Human language is almost infinitely malleable, able to express the deepest of human affects with the deftest of literary touches or scaling the heights of human joy with flourishes of poetic imagination.
Conversely, words or phrases are some of the most effective weapons of psychological mass destruction known to man. Utter the wrong word or phrase in the wrong part of town, and issues of getting your pronunciation pitch perfect will be the least of your concerns. For example, in Cape Town, the Cape Flats in particular, you will often hear some of the most colourful maternal-describing adjectives anywhere. In the Northern Cape, among the Griqwua people, you will be treated to arguably the most endearing rendering of the Lord’s prayer to be found where people pray.
Investors similarly have phrases and words that will lead to successful action more often than not and others that could lead to substantial wealth destruction.
Investors are not in danger of grievous bodily harm when they utter certain phrases, perhaps those running the money of the mob are an exception, but all investors are in danger of falling under the spell of words such as “hope” or “fear”. Investment anywhere, at anytime, is about action, about making decisions, but action rarely exists in isolation from ideas that motivate their instantiation. This short essay is about the wealth diminishing investment ideas and actions that result from acting on the wrong ideas represented by the wrong words or phrases.

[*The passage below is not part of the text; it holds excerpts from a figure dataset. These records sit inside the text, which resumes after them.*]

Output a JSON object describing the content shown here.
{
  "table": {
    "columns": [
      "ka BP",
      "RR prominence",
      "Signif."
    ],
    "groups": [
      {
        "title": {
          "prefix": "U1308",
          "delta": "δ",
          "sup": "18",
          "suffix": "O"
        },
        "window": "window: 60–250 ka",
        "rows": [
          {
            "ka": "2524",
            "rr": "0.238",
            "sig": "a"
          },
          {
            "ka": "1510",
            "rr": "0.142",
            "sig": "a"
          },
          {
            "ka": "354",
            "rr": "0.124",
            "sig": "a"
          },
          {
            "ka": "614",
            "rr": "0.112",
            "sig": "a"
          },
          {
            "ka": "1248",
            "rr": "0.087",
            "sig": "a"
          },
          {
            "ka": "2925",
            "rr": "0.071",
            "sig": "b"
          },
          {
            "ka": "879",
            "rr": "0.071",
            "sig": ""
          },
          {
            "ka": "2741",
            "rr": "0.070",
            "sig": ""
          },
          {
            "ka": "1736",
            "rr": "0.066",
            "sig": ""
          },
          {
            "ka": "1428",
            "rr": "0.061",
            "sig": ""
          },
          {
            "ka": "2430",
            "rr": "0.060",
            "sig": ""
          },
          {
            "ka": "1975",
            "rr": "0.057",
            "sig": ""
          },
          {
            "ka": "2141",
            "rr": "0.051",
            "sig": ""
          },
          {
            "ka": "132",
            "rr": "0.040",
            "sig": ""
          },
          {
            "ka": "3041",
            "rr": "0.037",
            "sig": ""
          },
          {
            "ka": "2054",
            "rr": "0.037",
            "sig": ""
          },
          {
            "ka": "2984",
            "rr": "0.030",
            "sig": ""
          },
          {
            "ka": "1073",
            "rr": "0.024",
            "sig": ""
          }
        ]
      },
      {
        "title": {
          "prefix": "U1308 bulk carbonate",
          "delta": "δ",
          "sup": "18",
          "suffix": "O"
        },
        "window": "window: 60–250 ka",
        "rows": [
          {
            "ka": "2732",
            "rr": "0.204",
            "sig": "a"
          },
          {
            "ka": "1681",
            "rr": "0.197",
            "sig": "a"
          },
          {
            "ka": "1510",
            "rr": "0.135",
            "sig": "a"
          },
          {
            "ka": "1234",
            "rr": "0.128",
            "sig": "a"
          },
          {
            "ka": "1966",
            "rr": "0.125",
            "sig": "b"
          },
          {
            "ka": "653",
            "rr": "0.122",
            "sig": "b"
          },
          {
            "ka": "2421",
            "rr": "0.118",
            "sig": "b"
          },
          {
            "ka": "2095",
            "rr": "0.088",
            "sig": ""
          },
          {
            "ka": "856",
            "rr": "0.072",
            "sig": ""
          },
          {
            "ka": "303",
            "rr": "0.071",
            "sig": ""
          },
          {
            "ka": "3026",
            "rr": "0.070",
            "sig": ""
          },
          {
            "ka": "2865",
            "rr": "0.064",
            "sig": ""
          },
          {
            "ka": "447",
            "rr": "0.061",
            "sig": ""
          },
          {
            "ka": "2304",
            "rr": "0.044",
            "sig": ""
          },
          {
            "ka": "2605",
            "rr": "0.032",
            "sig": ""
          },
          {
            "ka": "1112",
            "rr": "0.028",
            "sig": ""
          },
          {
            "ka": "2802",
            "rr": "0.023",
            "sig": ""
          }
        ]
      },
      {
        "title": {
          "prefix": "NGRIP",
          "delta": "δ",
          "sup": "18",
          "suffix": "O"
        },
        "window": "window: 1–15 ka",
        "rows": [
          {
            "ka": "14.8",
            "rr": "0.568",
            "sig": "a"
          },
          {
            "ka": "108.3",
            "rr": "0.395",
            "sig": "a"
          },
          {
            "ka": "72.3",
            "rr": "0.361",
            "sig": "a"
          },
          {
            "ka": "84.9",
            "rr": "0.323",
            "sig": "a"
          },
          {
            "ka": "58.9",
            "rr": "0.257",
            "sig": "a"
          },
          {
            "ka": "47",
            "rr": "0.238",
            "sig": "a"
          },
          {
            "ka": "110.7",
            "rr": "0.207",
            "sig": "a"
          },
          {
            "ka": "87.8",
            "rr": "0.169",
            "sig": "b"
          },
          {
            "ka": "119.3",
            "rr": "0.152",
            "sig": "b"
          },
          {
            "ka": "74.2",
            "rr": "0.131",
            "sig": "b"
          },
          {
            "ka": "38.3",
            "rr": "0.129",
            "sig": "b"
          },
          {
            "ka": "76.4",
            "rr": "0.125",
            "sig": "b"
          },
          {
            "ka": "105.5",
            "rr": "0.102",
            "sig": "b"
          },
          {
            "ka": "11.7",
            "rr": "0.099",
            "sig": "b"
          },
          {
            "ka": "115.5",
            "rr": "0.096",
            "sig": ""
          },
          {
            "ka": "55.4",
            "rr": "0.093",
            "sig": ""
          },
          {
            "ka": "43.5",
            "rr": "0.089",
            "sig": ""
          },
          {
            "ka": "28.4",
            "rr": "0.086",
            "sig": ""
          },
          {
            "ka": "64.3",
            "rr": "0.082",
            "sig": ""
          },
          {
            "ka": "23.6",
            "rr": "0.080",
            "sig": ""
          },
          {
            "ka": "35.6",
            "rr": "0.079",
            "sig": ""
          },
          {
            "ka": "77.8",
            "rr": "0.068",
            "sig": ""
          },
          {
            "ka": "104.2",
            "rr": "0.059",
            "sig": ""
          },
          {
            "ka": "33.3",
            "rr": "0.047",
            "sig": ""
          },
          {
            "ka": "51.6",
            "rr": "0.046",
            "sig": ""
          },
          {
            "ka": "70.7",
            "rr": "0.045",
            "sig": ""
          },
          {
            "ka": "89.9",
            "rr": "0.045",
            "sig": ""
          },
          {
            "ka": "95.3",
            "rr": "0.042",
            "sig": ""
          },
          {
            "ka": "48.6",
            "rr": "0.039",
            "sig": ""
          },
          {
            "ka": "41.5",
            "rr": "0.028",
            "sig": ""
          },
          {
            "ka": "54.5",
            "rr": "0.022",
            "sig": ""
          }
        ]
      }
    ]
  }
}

Hope is a powerful word, and describes a state of mind surely nobody can live without. But please invest without it! There is NO room for hope in investment decision-making. The successful investor should deal in the present, and approach the future like an emotionally dead calculating machine, speaking the language of probability-weighted expected value and preaching the gospel of thorough, disinterested, confirmation bias free, research. The great investor is not without emotion, she cannot be for she is human, but she disinterestedly observes the market for opportunities to take advantage of the misplaced or deflated hopes of others. I do not hope that the shares in my portfolio will rise in value, I expect, given the information at hand that the shares will appreciate with a probability of such and such. And then I update my expectations as I become aware of and interpret the information I am exposed to or unearth. Never deal in hope, deal in probabilities.
Fear is as natural, and naturally uncomfortable, as any affect affecting human life. Somebody without fear, any fear, is somebody in great danger. Imagine not being afraid of anything? Climbing into the boxing ring in the presence of a Tyson without a care in the world, traversing the Kruger national park at night without a flashlight, swimming the amazon river with a few cuts and bruises for good measure. Such a person will find TV shows such as Fear Factor downright boring, even as a contestant! Investors, who make decisions unduly influenced by fear, often sell their shares when events of great emotional salience, but often of marginal economic effect, flood the collective consciousness of the market. Successful investors feel the same fear, but they respond by noting that fear is very often a false positive. Fear is good for survival, but the emotion of fear works as a tool for survival exactly because it is safe rather than sorry in its mechanism. Better to run from a fake lion than not running from the real kitty.
Many investors worry way too much about the past. For example, investors often boast, “I bought this share at R3 and it is now R50” or are deflated in their silence when they bought at R50 and the share is at R3. All of us tend to run mental accounts where we continually compare the purchase price of an asset to what the asset trades for in the present. While this may provide some psychological pleasure and a good barbeque story when you are “in the money”, it is not relevant to what fundamentally matters in investment. The only thing that matters for investment success is to have a firm grasp of the intrinsic value of the assets that you own and to have a reasoned expectation of how these values will evolve. To put it very simply, investment is NEVER about the past, but always about the FUTURE and PRESENT cash flows expected from the asset that you hold. You ought to study the past to be informed about the way the future might go, but never look in the mirror after you have acquired an asset.
Human beings sometimes express emotion using words sometimes better left unsaid -in other words, un-acted upon. In the same way, many investors’ make investment decisions based on emotions such as “fear” and “hope”. These decisions are also best left undone, especially if your aim is sustainable wealth creation. The only thing that matters in investments is having a firm grasp of the intrinsic values of the assets that you own and how these values are expected to change. Only the present and the future cash flows expected from an asset matters in matters of asset value, everything else is unnecessary intellectual distraction or damaging emotional affect.